The firm basically went all-in in 2017, and “it had profound effects on our company,” said Stevens adding,
“if you think about that denominator of fiat money just never-ending and expanding, that means necessarily that bitcoin gets more and more valuable.”
Bitcoin is the “first store of value in human history whose supply is completely impervious to any amount of increased demand,” he said.
Cash No Longer An Asset But A Liability
As we have been since last year, ever since the Fed implemented ultra-loose monetary policy, the value of the currency took a hit, propelling companies to see Bitcoin as a treasury asset, a replacement to the cash.
“Cash is no longer an asset; it is a liability,” said Stevens, and as such, companies have to decide what to do with their reserves.

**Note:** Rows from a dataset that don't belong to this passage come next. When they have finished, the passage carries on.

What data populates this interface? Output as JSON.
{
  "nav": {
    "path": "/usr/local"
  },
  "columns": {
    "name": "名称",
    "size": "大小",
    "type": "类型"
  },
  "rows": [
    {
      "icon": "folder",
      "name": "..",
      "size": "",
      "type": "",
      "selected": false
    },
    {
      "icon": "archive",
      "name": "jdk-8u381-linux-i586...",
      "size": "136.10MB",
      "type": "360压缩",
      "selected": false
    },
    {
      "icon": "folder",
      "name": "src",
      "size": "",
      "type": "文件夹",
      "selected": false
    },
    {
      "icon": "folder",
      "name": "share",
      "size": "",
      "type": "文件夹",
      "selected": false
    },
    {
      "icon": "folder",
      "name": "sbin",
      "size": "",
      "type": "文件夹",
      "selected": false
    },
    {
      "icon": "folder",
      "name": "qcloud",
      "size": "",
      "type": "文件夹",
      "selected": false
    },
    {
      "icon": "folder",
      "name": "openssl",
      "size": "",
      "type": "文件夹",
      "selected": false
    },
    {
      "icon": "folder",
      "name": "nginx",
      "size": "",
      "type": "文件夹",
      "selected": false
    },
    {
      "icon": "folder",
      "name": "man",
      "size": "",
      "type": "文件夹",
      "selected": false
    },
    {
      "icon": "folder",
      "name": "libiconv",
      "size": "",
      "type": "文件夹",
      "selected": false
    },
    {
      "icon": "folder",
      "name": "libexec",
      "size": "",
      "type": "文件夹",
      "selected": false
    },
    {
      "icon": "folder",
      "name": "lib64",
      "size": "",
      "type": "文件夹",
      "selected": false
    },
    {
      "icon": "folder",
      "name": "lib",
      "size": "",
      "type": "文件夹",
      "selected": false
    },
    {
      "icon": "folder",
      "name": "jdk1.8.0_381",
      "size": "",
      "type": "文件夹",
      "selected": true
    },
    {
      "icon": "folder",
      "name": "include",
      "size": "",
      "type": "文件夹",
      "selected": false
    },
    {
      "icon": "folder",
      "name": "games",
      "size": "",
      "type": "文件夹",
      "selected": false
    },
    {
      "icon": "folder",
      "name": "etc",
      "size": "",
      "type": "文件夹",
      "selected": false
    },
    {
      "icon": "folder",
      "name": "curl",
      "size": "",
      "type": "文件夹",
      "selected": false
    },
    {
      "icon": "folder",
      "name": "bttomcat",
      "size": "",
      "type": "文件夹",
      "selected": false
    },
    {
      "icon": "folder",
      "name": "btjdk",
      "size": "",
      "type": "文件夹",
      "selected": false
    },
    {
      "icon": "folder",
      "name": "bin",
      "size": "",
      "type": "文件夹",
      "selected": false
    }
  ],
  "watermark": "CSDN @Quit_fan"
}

“For companies like Stone Ridge and others that have adopted the bitcoin standard versus companies in their industries that have not, the results are profound, and part of the key is a shift in mindset,” which is that “bitcoin is not vulnerable,” like fiat and not subject to the whims of human frailties like decision making, he added.
This means, if you are not long bitcoin, you are short bitcoin, which is “not going away.”

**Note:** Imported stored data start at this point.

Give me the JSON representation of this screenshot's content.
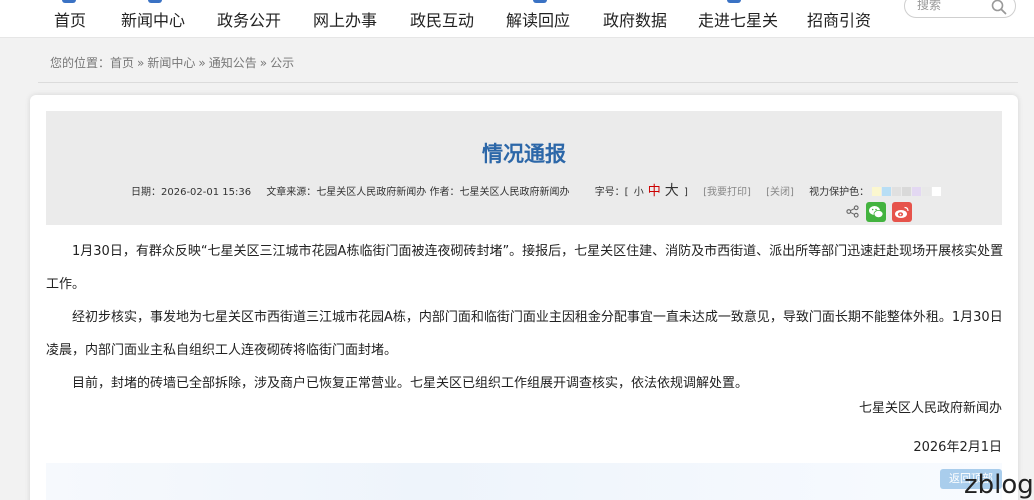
{
  "nav": {
    "items": [
      {
        "label": "首页"
      },
      {
        "label": "新闻中心"
      },
      {
        "label": "政务公开"
      },
      {
        "label": "网上办事"
      },
      {
        "label": "政民互动"
      },
      {
        "label": "解读回应"
      },
      {
        "label": "政府数据"
      },
      {
        "label": "走进七星关"
      },
      {
        "label": "招商引资"
      }
    ],
    "search_placeholder": "搜索",
    "accent": "#3a72c4"
  },
  "breadcrumb": {
    "prefix": "您的位置：",
    "items": [
      "首页",
      "新闻中心",
      "通知公告",
      "公示"
    ],
    "separator": "»"
  },
  "article": {
    "title": "情况通报",
    "date_label": "日期：",
    "date": "2026-02-01 15:36",
    "source_label": "文章来源：",
    "source": "七星关区人民政府新闻办",
    "author_label": "作者：",
    "author": "七星关区人民政府新闻办",
    "font_size_label": "字号：[",
    "font_small": "小",
    "font_mid": "中",
    "font_big": "大",
    "font_close": "]",
    "print_link": "[我要打印]",
    "close_link": "[关闭]",
    "eye_label": "视力保护色：",
    "eye_colors": [
      "#fbf7cf",
      "#b8def5",
      "#e0e0e0",
      "#d9d9d9",
      "#e3d8f2",
      "#e8e8e8",
      "#ffffff"
    ],
    "paragraphs": [
      "1月30日，有群众反映“七星关区三江城市花园A栋临街门面被连夜砌砖封堵”。接报后，七星关区住建、消防及市西街道、派出所等部门迅速赶赴现场开展核实处置工作。",
      "经初步核实，事发地为七星关区市西街道三江城市花园A栋，内部门面和临街门面业主因租金分配事宜一直未达成一致意见，导致门面长期不能整体外租。1月30日凌晨，内部门面业主私自组织工人连夜砌砖将临街门面封堵。",
      "目前，封堵的砖墙已全部拆除，涉及商户已恢复正常营业。七星关区已组织工作组展开调查核实，依法依规调解处置。"
    ],
    "signature": "七星关区人民政府新闻办",
    "sign_date": "2026年2月1日",
    "title_color": "#2c67a8"
  },
  "share": {
    "wechat_color": "#43b33f",
    "weibo_color": "#e6534b"
  },
  "back_button": "返回顶部",
  "watermark": "zblog"
}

Others also realize it, and that’s why NYDIG is “seeing uptake from kind of all spectrums of financial services, all spectrum of investors.”
“We’re At A Time Of Great Transition”
Amidst the growing interest for bitcoin, the strangest pairing in the most active folks is millennials and life insurers. What they have in common is that “they have the longest fiat denominated liabilities basically in the world,” said Stevens.
“What you will see over the next 12 to 24 months is nothing short of an explosion in bitcoin-driven financial innovation in the banking sector and the insurance sector.”
The problem is that people don’t feel safe with trusting their financial solution, and NYDIG is partnering with them to solve this. And the beginning of the baby steps of a rollout would be seen in Q4 with 2022 as “the year of bank after bank after bank enabling their customers to buy bitcoin,” get BTC rewards on credit cards and receive interest in it as well.
As for fear and opposition from central banks on bitcoin, Stevens revealed that he is meeting with the top officials who want to understand this asset class. “We’re at a time of great transition,” he said.
Steven didn’t share the name of the officials but said that they had a four-hour-long discussion:
“This past Saturday, the heads of three of the largest central banks in the world wanted to talk about inflation and bitcoin with me.”
But one topic he thinks about is when a country will change their legal tender laws to adopt the bitcoin standard, or a central bank would purchase bitcoin as a reserve asset. According to him, there is a 50-50 chance this would happen, and his contemplation is that it will happen in the next 12 months, he said.